Problemas para D. Trump no seu círculo mais próximo. Abril de 2026
Previsão: "Uma Olhada para o Futuro de Setembro de 2025" (publicado em 26 de Setembro de 2025, link)
Como S. Dragina observou:
... É necessário mencionar que a primavera de 2026, especialmente o início de Abril, obrigou Trump a reconsiderar profundamente e seriamente as suas relações com muitas pessoas e as suas perspectivas políticas em relação aos parceiros...

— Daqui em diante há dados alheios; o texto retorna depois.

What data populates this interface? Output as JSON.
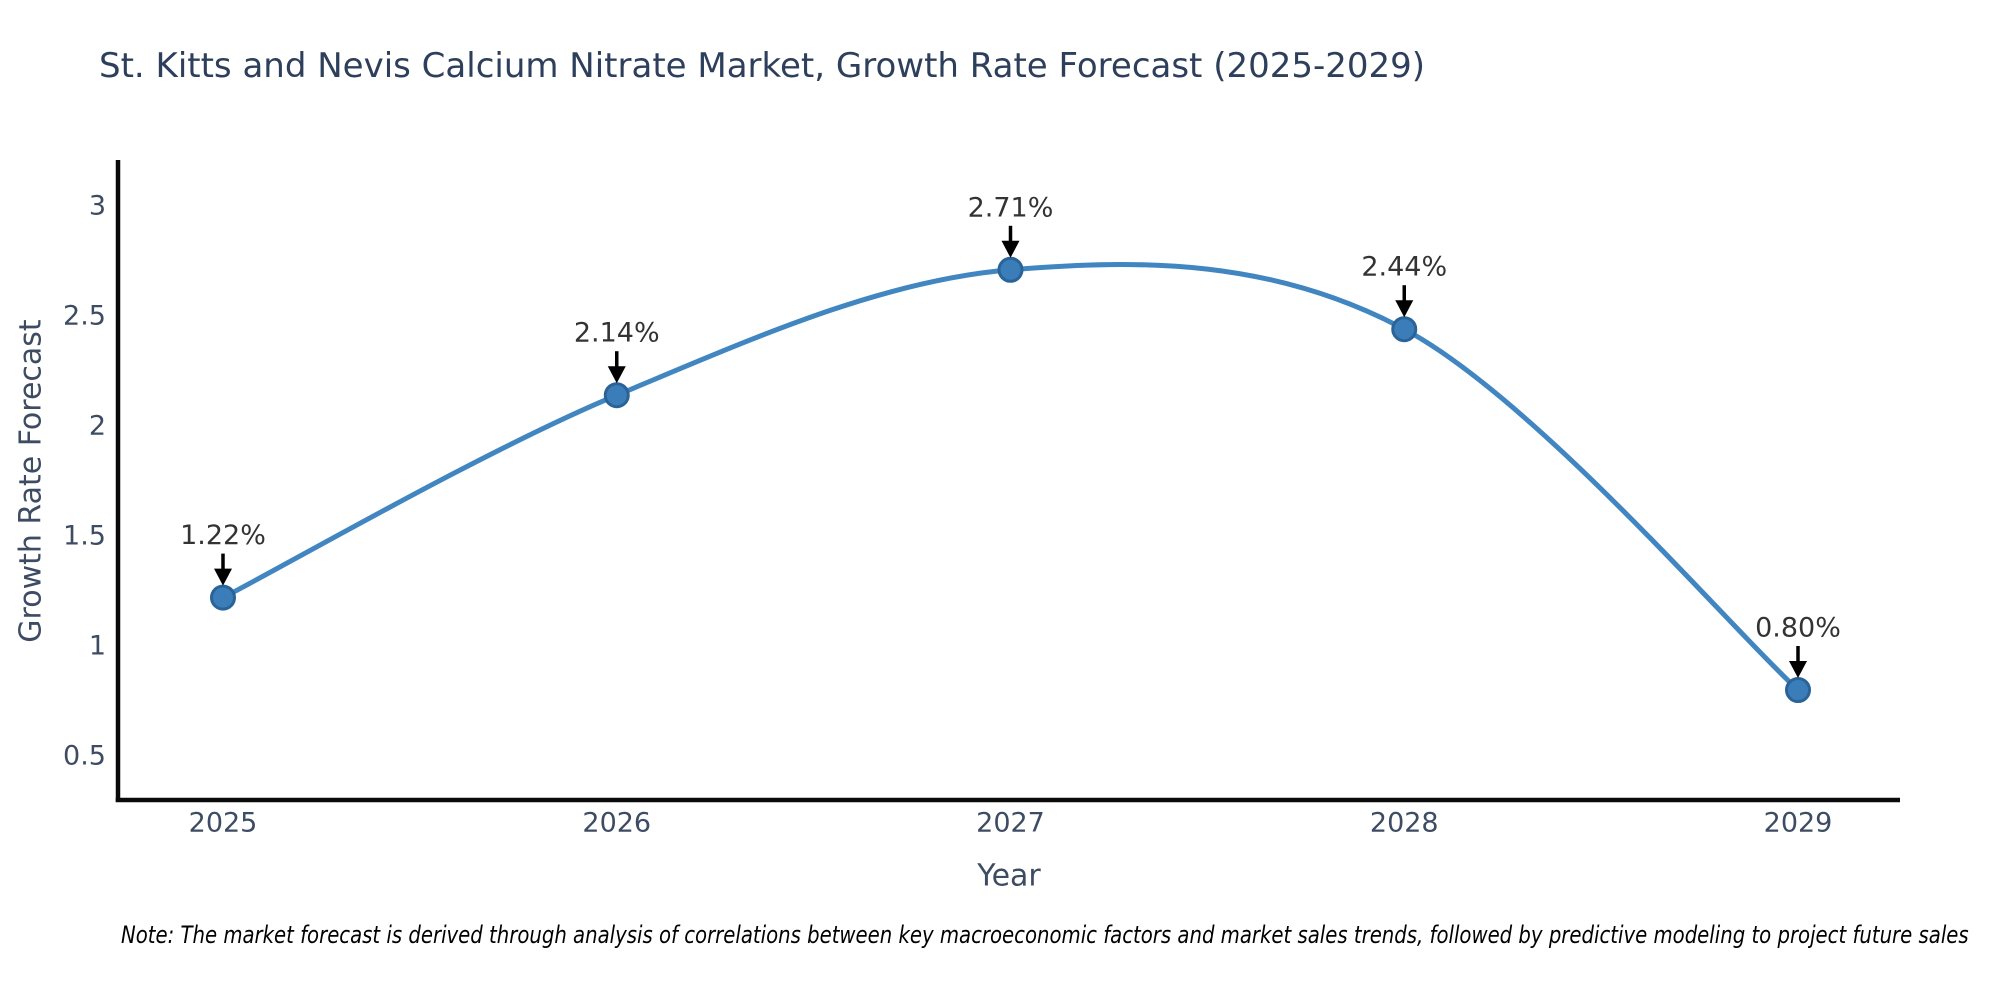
{
  "chart_data": {
    "type": "line",
    "title": "St. Kitts and Nevis Calcium Nitrate Market, Growth Rate Forecast (2025-2029)",
    "xlabel": "Year",
    "ylabel": "Growth Rate Forecast",
    "categories": [
      "2025",
      "2026",
      "2027",
      "2028",
      "2029"
    ],
    "series": [
      {
        "name": "Growth Rate Forecast",
        "values": [
          1.22,
          2.14,
          2.71,
          2.44,
          0.8
        ]
      }
    ],
    "point_labels": [
      "1.22%",
      "2.14%",
      "2.71%",
      "2.44%",
      "0.80%"
    ],
    "yticks": [
      0.5,
      1,
      1.5,
      2,
      2.5,
      3
    ],
    "ylim": [
      0.3,
      3.2
    ],
    "grid": false,
    "legend_position": "none",
    "line_shape": "spline",
    "colors": {
      "line": "#4186c0",
      "marker_fill": "#3b7db9",
      "marker_edge": "#2a6397",
      "axis": "#0a0a0a",
      "arrow": "#000000",
      "title_text": "#2e3f5c",
      "tick_text": "#3d4c63",
      "annotation_text": "#333333",
      "note_text": "#000000"
    },
    "note": "Note: The market forecast is derived through analysis of correlations between key macroeconomic factors and market sales trends, followed by predictive modeling to project future sales"
  }
}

"O início de Abril obrigou Trump a reconsiderar profundamente as suas relações com muitas pessoas." Havia mais do que suficientes motivos para tal.Em 2 de Abril, o Presidente dos Estados Unidos, Donald Trump, anunciou a renúncia da Procuradora-Geral e Advogada-Geral, Pam Bondi. O chefe interino do departamento tornou-se o Procurador-Geral Adjunto, Todd Blanche, que foi anteriormente advogado pessoal de Trump. "Apreciamos Pam, e ela irá para um novo e importante trabalho no sector privado, que anunciaremos em breve", escreveu Trump na rede social Truth Social.
Como relatado pelo The New York Times, nas últimas semanas, o presidente tem discutido a possibilidade de substituir Bondy por Lee Zeldin, chefe da Agência de Proteção Ambiental (EPA). De acordo com The Atlantic, além de Blanche, que pretende eliminar o título de "interina", outros candidatos para a posição de Procurador-Geral incluem outra ex-advogada de Trump, Alina Habba, a Procuradora dos Estados Unidos de Washington, D.C., Jenning Pirro, e o Senador Mike Lee, do Utah.
A razão oficial para a renúncia de Bondy não é mencionada, mas ela tem sido alvo de críticas pela forma como o Departamento de Justiça lidou com o caso de alto perfil do financista Jeffrey Epstein, que se suicidou em 2019.
Em particular, em fevereiro de 2025, Bondy afirmou que tinha uma lista de clientes de Epstein. No entanto, os 200 páginas de materiais do caso, publicados no mesmo mês, não continham os nomes dos homens que receberam serviços sexuais de menores facilitados por ele, nem nenhuma nova informação. Em julho daquele ano, o Departamento de Justiça e o FBI afirmaram conjuntamente que nenhuma lista foi encontrada, e a maioria dos documentos nem sequer foi tornada pública durante o julgamento de Epstein. Enquanto isso, durante o último comício de campanha de Trump, que foi ligado a Epstein na década de 2000 por relações amigáveis, prometeu liberar todos os materiais do caso, mas ao retornar à Casa Branca, adotou uma posição fundamentalmente diferente e criticou os membros do seu partido que exigiam a divulgação dos materiais por caírem numa armadilha democrática.
A recusa da administração em publicar os documentos restantes só alimentou o interesse público, e para os apoiadores de teorias da conspiração, tornou-se uma confirmação da existência de um "estado profundo" nos EUA, que protege pedófilos e outros criminosos da elite americana.
Um ponto de viragem foi a libertação, em 12 de novembro, pelo Comité de Supervisão da Câmara dos Representantes, de um arquivo de 20.000 páginas das comunicações eletrónicas de Epstein. O nome de Trump aparece nelas pelo menos 1.500 vezes, sugerindo que ele pode ter conhecido sobre as actividades criminosas de Epstein. Nos dias 18 e 19 de novembro, a Câmara dos Representantes e o Senado votaram para aprovar um projeto de lei que exige que o Departamento de Justiça dos EUA libere totalmente os materiais do caso do financista falecido. Em 20 de novembro, Trump assinou a lei.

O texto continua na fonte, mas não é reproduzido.